The U.S. Travel Association set up the website, YourTravelVoice.org, after it received more than 1,000 unsolicited comments from travellers about the increased security following recently foiled bomb plots involving U.S. bound parcels.
“It was clear to us that there was some national concern about this issue. We are hoping that this website can help people express those views so we can all work together,” said Geoff Freeman, the executive vice president of the trade group.
He added that he hopes feedback from the website can provide a platform through which travelers can share their opinions with policy makers in Washington.
Not all the comments on the site are critical. Freeman said many travellers are wondering about the long-term wisdom of it all.
“Feedback is critical. Currently, the system is not built with the travellers’ vision in mind,” he explained. “As of now, Congress has established an unachievable goal for TSA by telling them to eliminate all risk. That’s not possible,” he said, referring to the Transportation Security Administration.
The TSA ramped up security after two air packages containing bombs, which were both sent from Yemen and addressed to synagogues in Chicago, were intercepted in Britain and Dubai.
“It’s important that the system becomes one in which we are using ever smarter techniques with the resources we have,” Freeman said. “It’s a healthy question to ask. This isn’t a black and white question. It’s a gray area that needs to be addressed.”
US airlines seen earning $ 4 b in 2010
Reuters: U.S. airlines are projected to post $4 billion in profits for 2010, the chairman of newly formed United Continental Holdings Inc said. Speaking to an industry group in Washington, Glenn Tilton also said that United Continental needs a “tremendous amount of deleveraging” and it may be time to make balance sheets more resilient industrywide.
“I think with these interest rates, everybody is focused on opportunities to refinance debt,” Tilton said. “It’s a timely thing.”
Still, he said airlines “have come a long way” since the early and middle part of the last decade when United and other major carriers fell into bankruptcy. He said the industry is trying to make itself more appealing to Wall Street as a long-term investment.

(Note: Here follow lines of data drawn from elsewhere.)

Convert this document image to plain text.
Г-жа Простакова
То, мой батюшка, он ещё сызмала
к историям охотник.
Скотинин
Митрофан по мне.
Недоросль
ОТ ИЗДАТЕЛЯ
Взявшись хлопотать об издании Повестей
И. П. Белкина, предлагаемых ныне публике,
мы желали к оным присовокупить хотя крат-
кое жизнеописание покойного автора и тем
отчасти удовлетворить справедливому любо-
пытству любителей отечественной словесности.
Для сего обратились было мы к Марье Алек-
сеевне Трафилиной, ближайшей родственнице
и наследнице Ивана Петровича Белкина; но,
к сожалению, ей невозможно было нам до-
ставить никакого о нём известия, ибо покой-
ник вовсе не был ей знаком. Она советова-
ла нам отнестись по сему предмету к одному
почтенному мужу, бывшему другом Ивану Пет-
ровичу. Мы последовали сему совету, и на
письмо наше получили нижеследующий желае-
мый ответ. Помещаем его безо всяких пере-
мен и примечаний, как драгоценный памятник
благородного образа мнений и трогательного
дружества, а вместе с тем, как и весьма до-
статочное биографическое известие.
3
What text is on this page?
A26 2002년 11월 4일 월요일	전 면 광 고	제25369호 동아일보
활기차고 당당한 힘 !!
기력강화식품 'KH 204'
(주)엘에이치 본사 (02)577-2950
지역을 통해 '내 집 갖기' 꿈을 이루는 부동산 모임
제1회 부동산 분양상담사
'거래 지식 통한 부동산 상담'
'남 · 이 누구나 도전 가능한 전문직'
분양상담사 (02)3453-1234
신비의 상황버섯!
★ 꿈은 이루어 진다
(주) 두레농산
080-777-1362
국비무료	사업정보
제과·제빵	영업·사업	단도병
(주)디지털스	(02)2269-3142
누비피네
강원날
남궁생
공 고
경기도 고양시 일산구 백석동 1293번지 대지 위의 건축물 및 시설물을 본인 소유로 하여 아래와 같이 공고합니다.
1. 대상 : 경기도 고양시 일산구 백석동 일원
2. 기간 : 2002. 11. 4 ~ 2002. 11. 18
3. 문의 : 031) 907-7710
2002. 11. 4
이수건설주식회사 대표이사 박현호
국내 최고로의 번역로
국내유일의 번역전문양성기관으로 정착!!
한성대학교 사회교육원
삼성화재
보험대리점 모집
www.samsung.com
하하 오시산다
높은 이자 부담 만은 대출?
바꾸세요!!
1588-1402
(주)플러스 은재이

United/Continental was formed this year from a $3.17 billion merger of UAL Corp and Continental Airlines with the goal of delivering $1 billion to $1.2 billion in annual cost and revenue benefits by 2013. The combined company has about $9 billion in cash, which exceeds its market capitalization by nearly $400 million.
The airline industry has been hit in recent years by overcapacity and an economic recession that drained travel demand. But carriers are beginning to recover, posting strong profits in the third quarter. U.S. carriers lost $2.5 billion last year.

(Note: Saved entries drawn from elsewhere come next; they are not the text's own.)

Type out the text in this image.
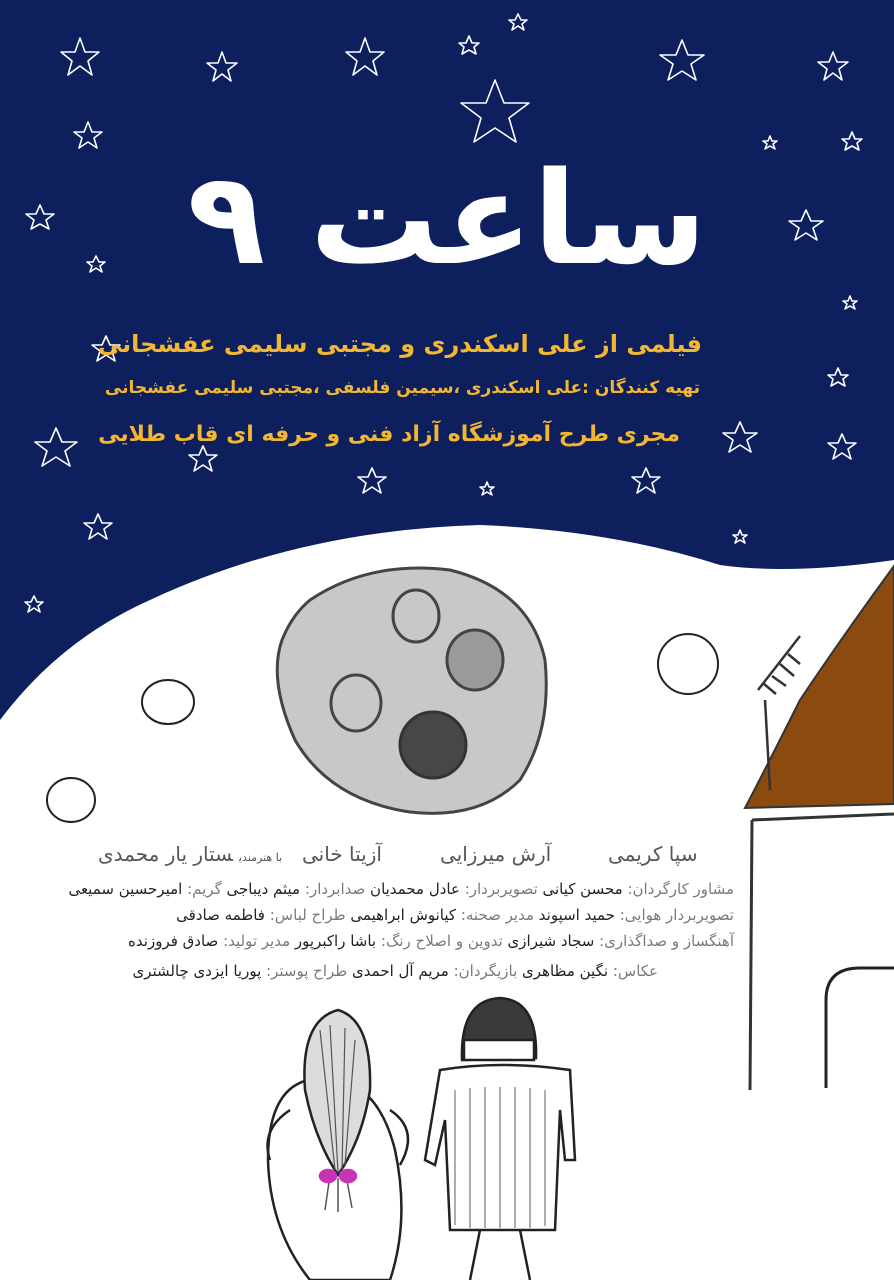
ساعت ۹
فیلمی از علی اسکندری و مجتبی سلیمی عفشجانی
تهیه کنندگان :علی اسکندری ،سیمین فلسفی ،مجتبی سلیمی عفشجانی
مجری طرح آموزشگاه آزاد فنی و حرفه ای قاب طلایی
سپا کریمی
آرش میرزایی
آزیتا خانی
با هنرمندیستار یار محمدی
مشاور کارگردان: محسن کیانی تصویربردار: عادل محمدیان صدابردار: میثم دیباجی گریم: امیرحسین سمیعی
تصویربردار هوایی: حمید اسپوند مدیر صحنه: کیانوش ابراهیمی طراح لباس: فاطمه صادقی
آهنگساز و صداگذاری: سجاد شیرازی تدوین و اصلاح رنگ: باشا راکبرپور مدیر تولید: صادق فروزنده
عکاس: نگین مظاهری بازیگردان: مریم آل احمدی طراح پوستر: پوریا ایزدی چالشتری
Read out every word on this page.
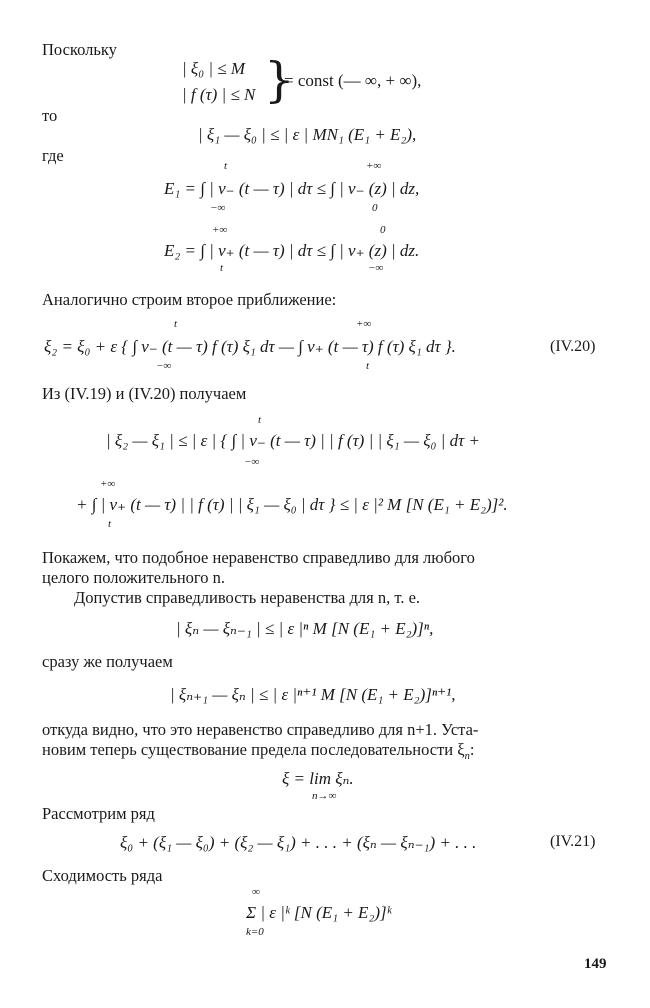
Поскольку
| ξ₀ | ≤ M
| f (τ) | ≤ N }
= const (— ∞, + ∞),
то
| ξ₁ — ξ₀ | ≤ | ε | MN₁ (E₁ + E₂),
где
t
E₁ = ∫ | v₋ (t — τ) | dτ ≤ ∫ | v₋ (z) | dz,
−∞
+∞
0
+∞
E₂ = ∫ | v₊ (t — τ) | dτ ≤ ∫ | v₊ (z) | dz.
t
0
−∞
Аналогично строим второе приближение:
t
ξ₂ = ξ₀ + ε { ∫ v₋ (t — τ) f (τ) ξ₁ dτ — ∫ v₊ (t — τ) f (τ) ξ₁ dτ }.
−∞
+∞
t
(IV.20)
Из (IV.19) и (IV.20) получаем
t
| ξ₂ — ξ₁ | ≤ | ε | { ∫ | v₋ (t — τ) | | f (τ) | | ξ₁ — ξ₀ | dτ +
−∞
+∞
+ ∫ | v₊ (t — τ) | | f (τ) | | ξ₁ — ξ₀ | dτ } ≤ | ε |² M [N (E₁ + E₂)]².
t
Покажем, что подобное неравенство справедливо для любого
целого положительного n.
Допустив справедливость неравенства для n, т. е.
| ξₙ — ξₙ₋₁ | ≤ | ε |ⁿ M [N (E₁ + E₂)]ⁿ,
сразу же получаем
| ξₙ₊₁ — ξₙ | ≤ | ε |ⁿ⁺¹ M [N (E₁ + E₂)]ⁿ⁺¹,
откуда видно, что это неравенство справедливо для n+1. Уста-
новим теперь существование предела последовательности $\xi_n$:
ξ = lim ξₙ.
n→∞
Рассмотрим ряд
ξ₀ + (ξ₁ — ξ₀) + (ξ₂ — ξ₁) + . . . + (ξₙ — ξₙ₋₁) + . . .	(IV.21)
Сходимость ряда
∞
Σ | ε |ᵏ [N (E₁ + E₂)]ᵏ
k=0
149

Tilton said debt reduction, as well as U.S. progress on global trade initiatives, modernizing aviation infrastructure and simplifying industry taxes and regulation are priorities for helping industry achieve “our ambition of sustained profitability.”

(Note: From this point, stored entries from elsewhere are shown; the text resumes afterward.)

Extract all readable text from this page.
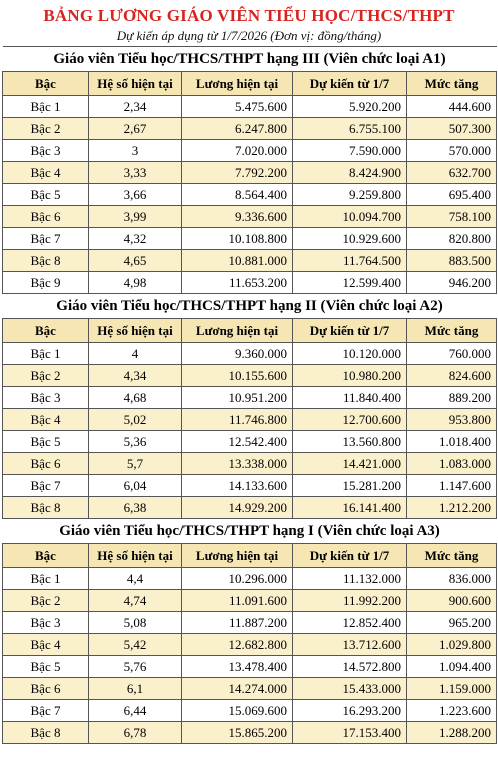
BẢNG LƯƠNG GIÁO VIÊN TIỂU HỌC/THCS/THPT
Dự kiến áp dụng từ 1/7/2026 (Đơn vị: đồng/tháng)
Giáo viên Tiểu học/THCS/THPT hạng III (Viên chức loại A1)				
Bậc	Hệ số hiện tại	Lương hiện tại	Dự kiến từ 1/7	Mức tăng
Bậc 1	2,34	5.475.600	5.920.200	444.600
Bậc 2	2,67	6.247.800	6.755.100	507.300
Bậc 3	3	7.020.000	7.590.000	570.000
Bậc 4	3,33	7.792.200	8.424.900	632.700
Bậc 5	3,66	8.564.400	9.259.800	695.400
Bậc 6	3,99	9.336.600	10.094.700	758.100
Bậc 7	4,32	10.108.800	10.929.600	820.800
Bậc 8	4,65	10.881.000	11.764.500	883.500
Bậc 9	4,98	11.653.200	12.599.400	946.200
Giáo viên Tiểu học/THCS/THPT hạng II (Viên chức loại A2)				
Bậc	Hệ số hiện tại	Lương hiện tại	Dự kiến từ 1/7	Mức tăng
Bậc 1	4	9.360.000	10.120.000	760.000
Bậc 2	4,34	10.155.600	10.980.200	824.600
Bậc 3	4,68	10.951.200	11.840.400	889.200
Bậc 4	5,02	11.746.800	12.700.600	953.800
Bậc 5	5,36	12.542.400	13.560.800	1.018.400
Bậc 6	5,7	13.338.000	14.421.000	1.083.000
Bậc 7	6,04	14.133.600	15.281.200	1.147.600
Bậc 8	6,38	14.929.200	16.141.400	1.212.200
Giáo viên Tiểu học/THCS/THPT hạng I (Viên chức loại A3)				
Bậc	Hệ số hiện tại	Lương hiện tại	Dự kiến từ 1/7	Mức tăng
Bậc 1	4,4	10.296.000	11.132.000	836.000
Bậc 2	4,74	11.091.600	11.992.200	900.600
Bậc 3	5,08	11.887.200	12.852.400	965.200
Bậc 4	5,42	12.682.800	13.712.600	1.029.800
Bậc 5	5,76	13.478.400	14.572.800	1.094.400
Bậc 6	6,1	14.274.000	15.433.000	1.159.000
Bậc 7	6,44	15.069.600	16.293.200	1.223.600
Bậc 8	6,78	15.865.200	17.153.400	1.288.200
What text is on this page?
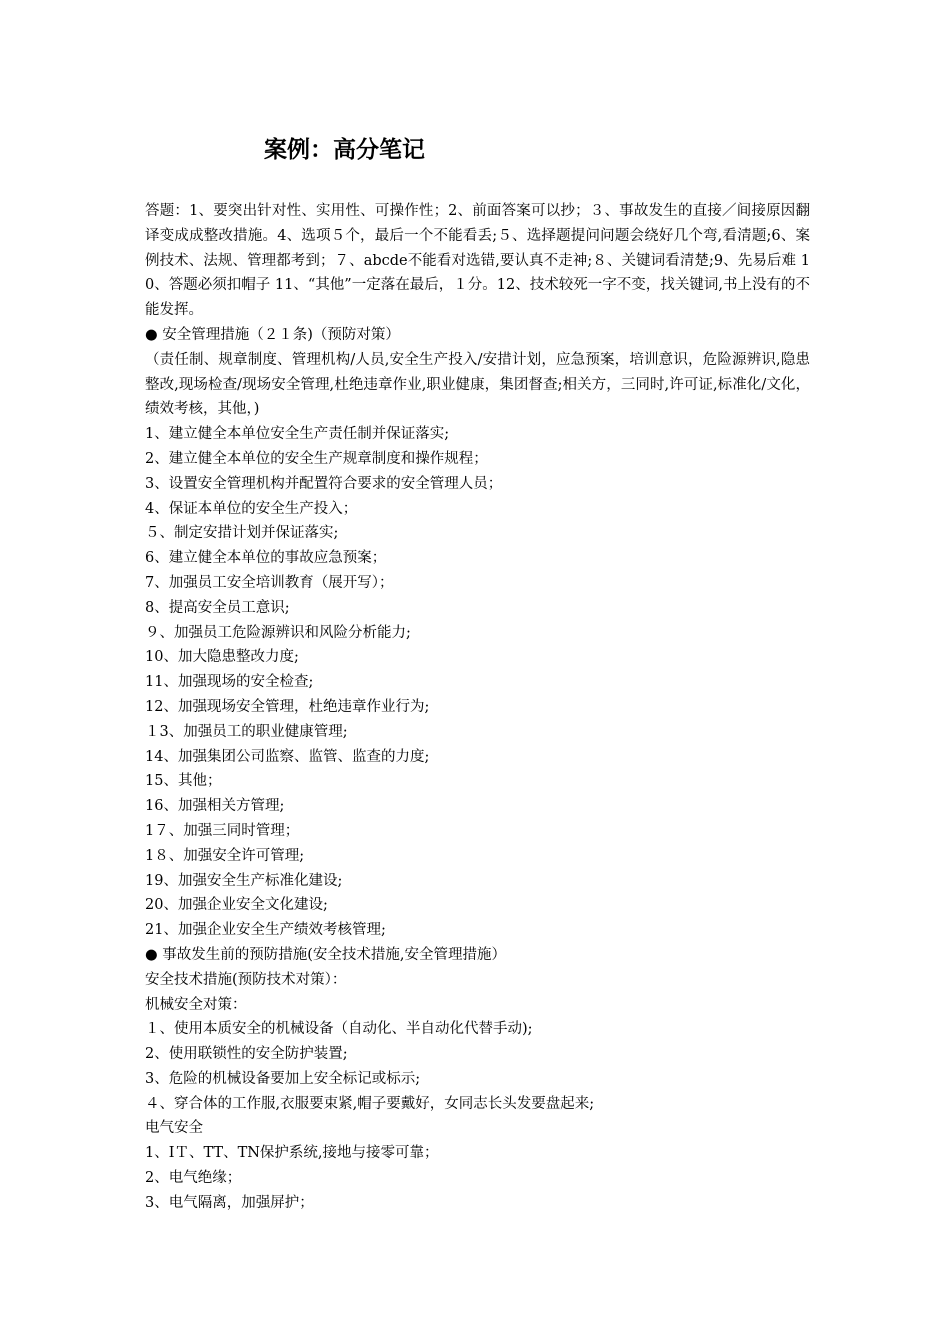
案例：高分笔记

答题：1、要突出针对性、实用性、可操作性；2、前面答案可以抄；３、事故发生的直接／间接原因翻译变成成整改措施。4、选项５个，最后一个不能看丢;５、选择题提问问题会绕好几个弯,看清题;6、案例技术、法规、管理都考到；７、abcde不能看对选错,要认真不走神;８、关键词看清楚;9、先易后难 10、答题必须扣帽子 11、“其他”一定落在最后，１分。12、技术较死一字不变，找关键词,书上没有的不能发挥。

● 安全管理措施（２１条)（预防对策）

（责任制、规章制度、管理机构/人员,安全生产投入/安措计划，应急预案，培训意识，危险源辨识,隐患整改,现场检查/现场安全管理,杜绝违章作业,职业健康，集团督查;相关方，三同时,许可证,标准化/文化， 绩效考核，其他，)

1、建立健全本单位安全生产责任制并保证落实;

2、建立健全本单位的安全生产规章制度和操作规程；

3、设置安全管理机构并配置符合要求的安全管理人员；

4、保证本单位的安全生产投入；

５、制定安措计划并保证落实;

6、建立健全本单位的事故应急预案；

7、加强员工安全培训教育（展开写）；

8、提高安全员工意识;

９、加强员工危险源辨识和风险分析能力;

10、加大隐患整改力度;

11、加强现场的安全检查;

12、加强现场安全管理，杜绝违章作业行为;

１3、加强员工的职业健康管理;

14、加强集团公司监察、监管、监查的力度;

15、其他；

16、加强相关方管理;

1７、加强三同时管理；

1８、加强安全许可管理;

19、加强安全生产标准化建设;

20、加强企业安全文化建设;

21、加强企业安全生产绩效考核管理;

● 事故发生前的预防措施(安全技术措施,安全管理措施）

安全技术措施(预防技术对策）：

机械安全对策：

１、使用本质安全的机械设备（自动化、半自动化代替手动);

2、使用联锁性的安全防护装置;

3、危险的机械设备要加上安全标记或标示;

４、穿合体的工作服,衣服要束紧,帽子要戴好，女同志长头发要盘起来;

电气安全

1、IＴ、TT、TN保护系统,接地与接零可靠；

2、电气绝缘；

3、电气隔离，加强屏护；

Small-scale attacks on U.S. to continue, group says
DUBAI (Reuters) - Al Qaeda’s Yemen-based wing threatened more small-scale attacks against the United States to inflict economic damage, particularly to the aviation industry.
Al Qaeda in the Arabian Peninsula (AQAP) said it had cost just $4,200 to mail two parcel bombs from Yemen to the United States last month. The bombs were intercepted in Britain and Dubai, sparking a worldwide security alert.
“It is such a good bargain for us to spread fear amongst the enemy and keep him on his toes in exchange of a few months of work and a few thousand bucks,” AQAP said in its online Inspire magazine, released on militant websites.
“We are laying out for our enemies our plan in advance because as we stated earlier our objective is not maximum kill but to cause (damage) in the aviation industry, an industry that is so vital for trade and transportation between the U.S. and Europe.”
The United States had already stepped up airline passenger security after a Nigerian man tried to detonate explosives hidden in his underwear on a flight from Amsterdam to Detroit last December. AQAP had claimed responsibility.